Hello all,
I am trying to extract table data from pdf and write it in Excel.“Generate data table from text activity” is not working for me because the text is in a very complex manner. Can anyone suggest me another method or any direct activity available to extract the table from pdf?“Its very urgent”
If it is Scanned document take Read PDF with OCR activity otherwise take Read PDF Text activity
- Drag and drop the “Read PDF with OCR” activity into your workflow.
- Configure the activity by specifying the input PDF file path and selecting the OCR engine (e.g., Google OCR, Microsoft OCR, or Abbyy OCR).
- Use the output variable of the “Read PDF with OCR” activity, let’s call it
pdfText
, which contains the extracted text from the PDF. - Apply text manipulation techniques, such as string splitting or regular expressions, to extract the table data from the
pdfText
variable. - Construct a DataTable to hold the extracted table data.
- Iterate through the extracted data and populate the DataTable.
- Use the “Write Range” activity to write the DataTable to an Excel file.
I hope it helps!!
My text is in a very complex manner so string manipulation is not working here as I tried this many times.
Can you provide sample pdf how it looks then we will understand how to do.

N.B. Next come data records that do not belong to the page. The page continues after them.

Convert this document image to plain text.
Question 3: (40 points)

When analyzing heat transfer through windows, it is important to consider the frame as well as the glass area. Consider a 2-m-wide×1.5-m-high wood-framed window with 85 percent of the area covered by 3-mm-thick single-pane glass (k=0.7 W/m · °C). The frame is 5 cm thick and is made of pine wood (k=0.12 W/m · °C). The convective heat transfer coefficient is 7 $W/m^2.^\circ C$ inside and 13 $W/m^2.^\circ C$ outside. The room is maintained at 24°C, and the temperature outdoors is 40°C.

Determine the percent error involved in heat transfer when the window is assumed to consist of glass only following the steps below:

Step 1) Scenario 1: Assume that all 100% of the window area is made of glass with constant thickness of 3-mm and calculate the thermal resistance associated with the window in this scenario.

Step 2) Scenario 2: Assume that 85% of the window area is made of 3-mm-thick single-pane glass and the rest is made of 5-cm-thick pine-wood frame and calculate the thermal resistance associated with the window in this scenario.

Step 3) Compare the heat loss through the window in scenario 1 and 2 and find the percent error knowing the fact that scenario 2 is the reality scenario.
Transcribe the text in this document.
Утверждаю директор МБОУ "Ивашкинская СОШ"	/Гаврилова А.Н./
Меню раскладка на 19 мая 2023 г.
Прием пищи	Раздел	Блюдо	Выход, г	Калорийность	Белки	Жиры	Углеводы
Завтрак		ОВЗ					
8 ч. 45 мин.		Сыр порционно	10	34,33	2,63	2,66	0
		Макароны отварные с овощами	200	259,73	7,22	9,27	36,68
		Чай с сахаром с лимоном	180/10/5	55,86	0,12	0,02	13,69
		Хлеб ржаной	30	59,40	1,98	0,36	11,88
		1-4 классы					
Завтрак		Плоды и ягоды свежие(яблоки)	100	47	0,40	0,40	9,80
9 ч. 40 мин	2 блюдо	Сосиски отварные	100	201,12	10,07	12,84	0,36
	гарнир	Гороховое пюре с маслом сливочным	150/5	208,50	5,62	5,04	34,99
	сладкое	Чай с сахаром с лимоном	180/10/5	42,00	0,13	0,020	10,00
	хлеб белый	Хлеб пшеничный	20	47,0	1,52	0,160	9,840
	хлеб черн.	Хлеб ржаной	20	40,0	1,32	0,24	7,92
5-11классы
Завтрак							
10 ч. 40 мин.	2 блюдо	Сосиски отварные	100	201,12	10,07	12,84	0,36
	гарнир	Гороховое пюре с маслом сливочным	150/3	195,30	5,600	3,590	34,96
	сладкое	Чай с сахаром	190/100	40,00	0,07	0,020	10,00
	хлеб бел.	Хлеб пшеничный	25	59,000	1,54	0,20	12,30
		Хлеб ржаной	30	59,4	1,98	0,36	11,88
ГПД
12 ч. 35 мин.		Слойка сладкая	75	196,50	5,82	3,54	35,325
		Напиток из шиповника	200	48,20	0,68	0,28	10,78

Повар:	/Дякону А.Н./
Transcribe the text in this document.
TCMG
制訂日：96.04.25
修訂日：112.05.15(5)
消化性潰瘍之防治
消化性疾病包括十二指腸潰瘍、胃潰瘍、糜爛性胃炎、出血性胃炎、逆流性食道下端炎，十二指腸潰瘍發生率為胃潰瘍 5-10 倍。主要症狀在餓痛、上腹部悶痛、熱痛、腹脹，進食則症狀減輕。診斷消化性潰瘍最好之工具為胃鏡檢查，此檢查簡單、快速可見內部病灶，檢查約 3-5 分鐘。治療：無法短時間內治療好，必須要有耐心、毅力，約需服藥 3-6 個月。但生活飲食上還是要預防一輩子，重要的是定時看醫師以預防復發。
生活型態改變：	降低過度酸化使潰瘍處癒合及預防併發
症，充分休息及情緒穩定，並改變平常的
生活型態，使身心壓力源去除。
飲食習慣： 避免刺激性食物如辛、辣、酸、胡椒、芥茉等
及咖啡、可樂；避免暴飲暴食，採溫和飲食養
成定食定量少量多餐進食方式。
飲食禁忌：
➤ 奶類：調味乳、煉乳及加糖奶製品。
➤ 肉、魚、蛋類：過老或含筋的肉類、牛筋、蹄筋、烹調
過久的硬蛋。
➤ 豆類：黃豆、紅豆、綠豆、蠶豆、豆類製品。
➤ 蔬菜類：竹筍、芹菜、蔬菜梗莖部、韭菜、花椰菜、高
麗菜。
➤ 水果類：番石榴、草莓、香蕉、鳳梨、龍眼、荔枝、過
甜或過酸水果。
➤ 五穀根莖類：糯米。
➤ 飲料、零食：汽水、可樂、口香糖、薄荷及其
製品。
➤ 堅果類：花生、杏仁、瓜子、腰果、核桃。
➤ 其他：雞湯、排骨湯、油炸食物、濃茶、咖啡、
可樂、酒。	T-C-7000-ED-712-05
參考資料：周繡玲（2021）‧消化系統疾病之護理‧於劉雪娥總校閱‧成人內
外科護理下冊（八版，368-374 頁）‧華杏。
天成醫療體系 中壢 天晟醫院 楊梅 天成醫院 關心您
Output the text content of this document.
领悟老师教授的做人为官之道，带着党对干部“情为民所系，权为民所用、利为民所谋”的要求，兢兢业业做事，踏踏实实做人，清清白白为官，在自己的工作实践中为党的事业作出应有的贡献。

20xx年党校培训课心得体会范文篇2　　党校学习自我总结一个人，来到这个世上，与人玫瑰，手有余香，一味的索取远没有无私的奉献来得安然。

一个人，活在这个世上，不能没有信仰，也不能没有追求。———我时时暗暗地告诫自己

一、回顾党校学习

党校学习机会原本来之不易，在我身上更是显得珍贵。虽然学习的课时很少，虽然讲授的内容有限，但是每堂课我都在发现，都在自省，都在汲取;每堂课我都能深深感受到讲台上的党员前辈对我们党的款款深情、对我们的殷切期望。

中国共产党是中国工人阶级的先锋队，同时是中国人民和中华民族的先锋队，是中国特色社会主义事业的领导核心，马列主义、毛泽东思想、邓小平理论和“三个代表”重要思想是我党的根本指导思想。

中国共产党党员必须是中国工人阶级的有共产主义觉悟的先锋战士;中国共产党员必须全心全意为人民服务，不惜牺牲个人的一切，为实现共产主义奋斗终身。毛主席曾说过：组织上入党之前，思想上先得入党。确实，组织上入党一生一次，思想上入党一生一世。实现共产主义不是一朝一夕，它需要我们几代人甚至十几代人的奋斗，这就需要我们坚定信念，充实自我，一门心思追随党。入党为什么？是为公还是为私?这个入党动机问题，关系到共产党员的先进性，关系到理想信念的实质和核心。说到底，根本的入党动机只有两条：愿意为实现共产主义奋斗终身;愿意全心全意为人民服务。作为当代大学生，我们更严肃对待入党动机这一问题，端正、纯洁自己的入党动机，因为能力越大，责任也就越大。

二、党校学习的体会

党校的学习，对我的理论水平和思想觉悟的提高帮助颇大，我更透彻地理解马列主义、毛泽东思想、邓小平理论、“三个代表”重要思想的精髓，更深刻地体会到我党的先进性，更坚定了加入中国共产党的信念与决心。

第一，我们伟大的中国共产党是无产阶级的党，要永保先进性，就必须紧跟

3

Try with Document Understanding
You can try using form extractor or documen tunderstanding for the same
Or try if you are able to open the pdf using word activities if so the table can be extracted from word instead
Cheers
Okk Sure I will be trying this
Hi @Amit_Kumar_Charde ,
We would not be able to help effectively if the details are vague, let us know what is meant by complex, If there are going to be different variations in the format/Template of the PDF, Is it PDF always going to be Digital or Scanned or Mixture of both.
These details would help us provide you with suggestions that is more towards your particular case.
The pdf is digital but after it is converted to text it appears to be very jumbled means data coincides with each other.
This topic was automatically closed 3 days after the last reply. New replies are no longer allowed.